Bu yargı, benim kişisel kanım değil, sizin valiliğiniz döneminde yaptığınız iş ve işlemlerin bir sonucudur. Hatırlayın; 10 Ağustos 2009 günü Batı Akdeniz Kalkınma Ajansı(BAKA) ilk toplantısını Isparta’da Vali Ali Haydar Öner’in yani sizin başkanlığınızda yaptı.

ADD Isparta Şubesi Yönetim Kurulu, başkan Mahmut Özyürek imzası ile 09.08. 2009 günü Konu ile ilgili bir basın açıklaması yayınladı. ADD Isparta Şubesinin “Basın Açıklamasında” özetle;

Türkiye’de “Bölgesel Kalkınma Ajansı” kurulması, Türkiye’ye yönelik AB ve ABD kaynaklı federasyon baskılarına büyük bir hız kazandıracağı, küreselleşmenin istediği pazarın yaratılacağı tartışmasızdır. “….Bölgesel Kalkınma Ajansları yakın bir gelecekte, Türk vatandaşlarının kendilerini ulus devlet kimliğinden çok yaşadıkları kent ve bölgelerdeki kimliklerle bağdaştırarak tanımlamalarını sağlayacaktır. Bu bölgeselleşme sayesinde Birlik, yerel birimlerle doğrudan bağlar kurarak yavaş yavaş Avrupalılık bilinci oluşturacak, böylece ulusal kimlikler yok edilecektir” , “…..Özellikle Güneydoğu Anadolu’da “Bölgesel Kalkınma Ajanslarının kuruluş ve uygulamaya girmesi;   bölücü istem ve niyetleri zirveye çıkmış olan örgütçü-şehir teröristi sözde yerel yöneticiler, Kalkınma Ajanslarını üniter devlete karşı ayaklanmak için bir araç olarak kullanacaklardır.”,  “….Türkiye AKP hükümeti tarafından bir felakete doğru sürükleniyor. Türkiye kendisine karşı hazırlanan bir komplo ile karşı karşıyadır. Türkiye Cumhuriyeti devleti “Kalkınma Ajansları” aracılığı ile tasfiye edilmeye sürükleniyor. 09. Ağustos 2009”

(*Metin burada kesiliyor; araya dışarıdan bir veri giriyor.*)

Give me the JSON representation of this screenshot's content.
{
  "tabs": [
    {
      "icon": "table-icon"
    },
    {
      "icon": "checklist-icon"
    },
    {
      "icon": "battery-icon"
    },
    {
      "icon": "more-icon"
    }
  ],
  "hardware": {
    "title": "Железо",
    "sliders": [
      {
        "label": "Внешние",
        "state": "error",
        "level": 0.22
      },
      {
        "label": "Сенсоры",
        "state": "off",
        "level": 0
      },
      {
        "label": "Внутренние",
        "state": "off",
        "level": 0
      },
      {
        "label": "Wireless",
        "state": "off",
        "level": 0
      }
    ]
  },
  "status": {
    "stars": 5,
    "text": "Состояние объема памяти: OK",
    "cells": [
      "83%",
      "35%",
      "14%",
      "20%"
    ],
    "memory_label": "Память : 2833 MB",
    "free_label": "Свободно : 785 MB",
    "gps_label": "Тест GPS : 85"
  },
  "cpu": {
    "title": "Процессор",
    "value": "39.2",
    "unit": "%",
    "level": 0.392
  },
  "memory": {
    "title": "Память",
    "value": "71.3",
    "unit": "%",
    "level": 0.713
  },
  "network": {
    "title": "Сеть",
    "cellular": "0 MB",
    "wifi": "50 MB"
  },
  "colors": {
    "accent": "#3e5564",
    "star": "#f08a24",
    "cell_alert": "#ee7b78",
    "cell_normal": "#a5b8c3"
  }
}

Peki, BAY AB MANDACISI ÖNER;   Özetini verdiğimiz bu açıklamada, Vali olarak sizin adınıza, unvanınıza, makamınıza yönelik bir eleştiri var mı?  Yok!

Eleştirilen KİM?  AKP hükümeti!

Peki, Siz bu açıklamaya nasıl bir yanıt verdiniz. Ben hatırlatayım.. “Bu söylemleri tutarlı bir söylem olarak değerlendirmiyorum. Marjinal bir söylemdir, önyargılı bir söylemdir, Atatürkçü Düşünce ile bağdaşmayan bir söylemdir, kimse Atatürk adına rasgele konuşmamalıdır. Özellikle Atatürk’e saygısı olanlar, Atatürk’le ilgili söylemlerinde çok dikkatli olmalılar.”, “Atatürkçülük bir şahsa münhasır bir olay değildir. Kaldı ki, ben 2000 yılında Atatürkçü Düşünce Derneği Genel Merkezi tarafından ‘Yılın Atatürkçü Devlet Adamı’ ödülünü almış bir kişiyim” Yani Bay Öner siz Atatürkçülük adına AKP’nin avukatlığını yaptınız!

Neyin Karşılığı? Yanıtı biz verelim. Batı Akdeniz Kalkınma Ajansı(BAKA)’nın başkanlığını yaptığınız dönemde 4.500TL-8.000TL arası ücret karşılığında.. Sizin Atatürkçülüğünüzün ederi bu değil mi?  Siz değilmisiniz TBMM Milli Eğitim Komisyonunda “ATATÜRKSÜZ ANDIMIZ DAHA İYİYDİ” diyen?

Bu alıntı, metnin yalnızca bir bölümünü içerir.